On Wednesday (21 April), Burgum vetoed proposed legislation that would have banned trans K-12 students from playing on school-sponsored teams that align with their gender identity.
The Dickinson Press reported House Bill 1298 passed the state’s House by a 69-25 vote, and a more narrow 27-20 vote in the Senate. Now, the bill requires a two-thirds majority in both the House and Senate to override Burgum’s veto. This would be possible in the House, based on the previous voting pattern, but appears unlikely in the North Dakota Senate.
Burgum said there is no evidence in North Dakota supporting the often-cited argument that “fairness” in girls’ and women’s sport is endangered by allowing trans people to play on teams that align with the gender.
“North Dakota today has a level playing field and fairness in girls’ sports,” Burgum said. “We have every confidence that they will continue to ensure a level playing field for the 27,000 students who participate in North Dakota high school sports.”
But Libby Skarin, campaigns director for the ACLU of North Dakota, said HB 1298 was “never about levelling the playing field for student-athletes”. Instead, she argued: “It was obvious from the beginning that this discriminatory legislation was about creating solutions to problems that don’t exist and, in the process, harming some of the most vulnerable people in our state.
“Nobody wins when politicians try to meddle in people’s lives like this. Nobody wins when we try to codify discrimination like this.”
However, this victory for trans rights comes days after Burgum signed into law House Bill 1503, which would effectively allow student groups at colleges and universities to discriminate against LGBT+ students.
Supporters of the bill said it is intended to prevent the infringement of First Amendment rights across the 11 North Dakota public colleges. HB 1503 will forbid campuses from limiting unpopular or offensive opinions to selected “free speech zones” on school grounds. The bill also stated that campuses can’t refuse funding to a student group based on its viewpoint or prohibit guest speakers based on their views or content of the speech, according to CBS-affiliate KX News.

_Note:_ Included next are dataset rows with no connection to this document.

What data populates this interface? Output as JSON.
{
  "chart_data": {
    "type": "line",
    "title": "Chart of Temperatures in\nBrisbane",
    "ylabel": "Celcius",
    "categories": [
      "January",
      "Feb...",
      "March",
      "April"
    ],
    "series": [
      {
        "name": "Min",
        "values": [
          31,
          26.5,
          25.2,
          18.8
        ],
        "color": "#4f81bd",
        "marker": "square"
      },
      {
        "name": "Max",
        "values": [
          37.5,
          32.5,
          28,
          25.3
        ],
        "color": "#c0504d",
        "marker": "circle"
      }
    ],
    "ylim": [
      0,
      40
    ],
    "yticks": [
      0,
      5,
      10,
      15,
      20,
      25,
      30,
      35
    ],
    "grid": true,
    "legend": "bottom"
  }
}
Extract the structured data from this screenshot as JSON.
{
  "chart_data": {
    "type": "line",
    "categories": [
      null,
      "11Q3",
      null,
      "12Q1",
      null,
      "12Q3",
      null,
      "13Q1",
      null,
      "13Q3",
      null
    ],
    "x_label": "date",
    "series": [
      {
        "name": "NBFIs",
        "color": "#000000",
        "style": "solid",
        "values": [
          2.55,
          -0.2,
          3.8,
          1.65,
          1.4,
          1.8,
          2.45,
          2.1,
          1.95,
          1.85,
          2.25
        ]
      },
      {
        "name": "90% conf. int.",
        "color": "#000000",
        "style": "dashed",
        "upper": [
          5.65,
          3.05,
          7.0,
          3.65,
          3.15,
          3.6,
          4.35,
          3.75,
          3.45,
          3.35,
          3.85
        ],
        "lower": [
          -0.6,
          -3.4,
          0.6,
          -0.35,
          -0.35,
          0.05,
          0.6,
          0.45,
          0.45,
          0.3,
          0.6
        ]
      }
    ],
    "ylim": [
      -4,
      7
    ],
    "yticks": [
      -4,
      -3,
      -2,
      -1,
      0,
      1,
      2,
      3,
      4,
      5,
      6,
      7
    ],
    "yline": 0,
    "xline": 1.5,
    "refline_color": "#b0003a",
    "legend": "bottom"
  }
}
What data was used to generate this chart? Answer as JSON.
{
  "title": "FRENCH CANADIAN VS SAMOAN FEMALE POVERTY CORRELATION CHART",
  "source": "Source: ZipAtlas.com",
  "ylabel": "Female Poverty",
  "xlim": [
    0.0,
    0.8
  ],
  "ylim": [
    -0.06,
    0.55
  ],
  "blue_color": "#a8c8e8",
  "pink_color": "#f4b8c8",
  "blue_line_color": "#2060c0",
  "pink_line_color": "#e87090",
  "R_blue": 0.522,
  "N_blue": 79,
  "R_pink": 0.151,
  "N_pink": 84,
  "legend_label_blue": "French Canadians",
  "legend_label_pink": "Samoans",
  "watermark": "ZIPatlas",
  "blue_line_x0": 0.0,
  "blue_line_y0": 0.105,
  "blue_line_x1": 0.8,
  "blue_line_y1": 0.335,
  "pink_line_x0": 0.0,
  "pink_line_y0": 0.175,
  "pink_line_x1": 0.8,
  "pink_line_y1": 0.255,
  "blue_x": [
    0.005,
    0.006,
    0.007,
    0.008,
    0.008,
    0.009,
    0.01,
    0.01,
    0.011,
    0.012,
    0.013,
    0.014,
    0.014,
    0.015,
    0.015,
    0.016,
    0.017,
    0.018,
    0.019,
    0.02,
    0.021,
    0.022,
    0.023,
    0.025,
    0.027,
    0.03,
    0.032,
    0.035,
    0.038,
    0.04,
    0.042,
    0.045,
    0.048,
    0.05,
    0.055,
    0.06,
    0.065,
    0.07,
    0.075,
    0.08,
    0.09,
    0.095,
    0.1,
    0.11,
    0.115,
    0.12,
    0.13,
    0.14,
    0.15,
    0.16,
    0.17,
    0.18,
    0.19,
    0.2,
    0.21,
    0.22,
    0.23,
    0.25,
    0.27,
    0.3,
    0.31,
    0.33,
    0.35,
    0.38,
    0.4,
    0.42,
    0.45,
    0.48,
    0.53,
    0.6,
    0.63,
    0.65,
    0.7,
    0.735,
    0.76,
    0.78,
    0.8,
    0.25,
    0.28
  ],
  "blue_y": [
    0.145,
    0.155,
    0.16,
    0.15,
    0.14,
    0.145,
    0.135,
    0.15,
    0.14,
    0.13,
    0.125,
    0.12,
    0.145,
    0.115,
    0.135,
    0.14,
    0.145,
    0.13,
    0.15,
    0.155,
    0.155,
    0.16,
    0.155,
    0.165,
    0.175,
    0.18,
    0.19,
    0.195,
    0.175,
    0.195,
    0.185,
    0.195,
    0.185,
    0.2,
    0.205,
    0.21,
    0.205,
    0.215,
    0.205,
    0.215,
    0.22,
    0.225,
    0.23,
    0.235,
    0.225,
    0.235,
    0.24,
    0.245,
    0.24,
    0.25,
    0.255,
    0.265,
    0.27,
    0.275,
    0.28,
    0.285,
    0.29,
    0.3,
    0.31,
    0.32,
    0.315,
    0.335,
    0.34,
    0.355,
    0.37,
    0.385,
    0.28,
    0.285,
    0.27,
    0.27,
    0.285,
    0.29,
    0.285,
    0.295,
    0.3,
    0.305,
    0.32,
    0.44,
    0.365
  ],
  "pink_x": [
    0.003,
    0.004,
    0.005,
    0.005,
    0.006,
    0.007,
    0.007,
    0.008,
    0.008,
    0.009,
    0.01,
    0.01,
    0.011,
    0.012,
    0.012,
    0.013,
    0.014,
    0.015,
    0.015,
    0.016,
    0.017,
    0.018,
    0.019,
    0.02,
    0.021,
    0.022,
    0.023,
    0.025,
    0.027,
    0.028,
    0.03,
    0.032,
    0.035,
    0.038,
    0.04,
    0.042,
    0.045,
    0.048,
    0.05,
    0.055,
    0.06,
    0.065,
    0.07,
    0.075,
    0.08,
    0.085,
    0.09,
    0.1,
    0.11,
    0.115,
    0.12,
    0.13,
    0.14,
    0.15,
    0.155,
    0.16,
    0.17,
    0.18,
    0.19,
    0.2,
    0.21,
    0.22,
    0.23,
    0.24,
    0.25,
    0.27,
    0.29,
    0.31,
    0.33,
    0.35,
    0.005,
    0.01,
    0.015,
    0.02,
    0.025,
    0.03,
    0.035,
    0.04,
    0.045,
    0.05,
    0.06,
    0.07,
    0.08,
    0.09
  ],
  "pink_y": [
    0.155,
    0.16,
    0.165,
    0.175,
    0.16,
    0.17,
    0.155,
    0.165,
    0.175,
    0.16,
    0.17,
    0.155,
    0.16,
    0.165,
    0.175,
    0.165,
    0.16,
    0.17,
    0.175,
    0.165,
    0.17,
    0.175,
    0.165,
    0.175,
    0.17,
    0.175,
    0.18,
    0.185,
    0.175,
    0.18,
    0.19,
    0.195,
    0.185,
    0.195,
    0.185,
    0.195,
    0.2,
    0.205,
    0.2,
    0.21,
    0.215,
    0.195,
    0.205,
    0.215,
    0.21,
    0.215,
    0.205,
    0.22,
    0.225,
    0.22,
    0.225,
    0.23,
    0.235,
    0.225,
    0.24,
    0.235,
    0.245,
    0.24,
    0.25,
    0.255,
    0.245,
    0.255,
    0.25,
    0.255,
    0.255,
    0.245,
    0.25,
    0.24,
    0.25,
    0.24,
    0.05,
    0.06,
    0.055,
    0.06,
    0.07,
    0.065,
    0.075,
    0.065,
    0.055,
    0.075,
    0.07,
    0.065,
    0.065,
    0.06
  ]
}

But the law is odd considering that Lisa Johnson, the vice-chancellor of academic/student affairs for the North Dakota University System, told KX News that there have been “no reports of violations of First Amendment rights, freedom of speech, at any of our institutions for the last 12 years”.
But the Human Rights Campaign (HRC) said in a statement that HB 1503 would allow student organisations in North Dakota “to discriminate against LGBTQ students under the guise of free speech”. HRC’s president Alphonso David called Burgum’s decision to “sign this discriminatory bill” “shameful” because it “undermines non-discrimination policies at colleges, universities and high schools across the state”.
“This law is nothing more than a harmful attempt by governor Doug Burgum and North Dakota legislators to discriminate against LGBTQ and other marginalised communities,” David said. “No student should be denied full access to and enjoyment of educational, social and leadership opportunities typically offered by colleges and universities because of who they are.”
According to KX News, the bill will officially take effect on 1 August. It previously passed in the North Dakota House by a 65-29 vote, and a 35-12 vote in the Senate.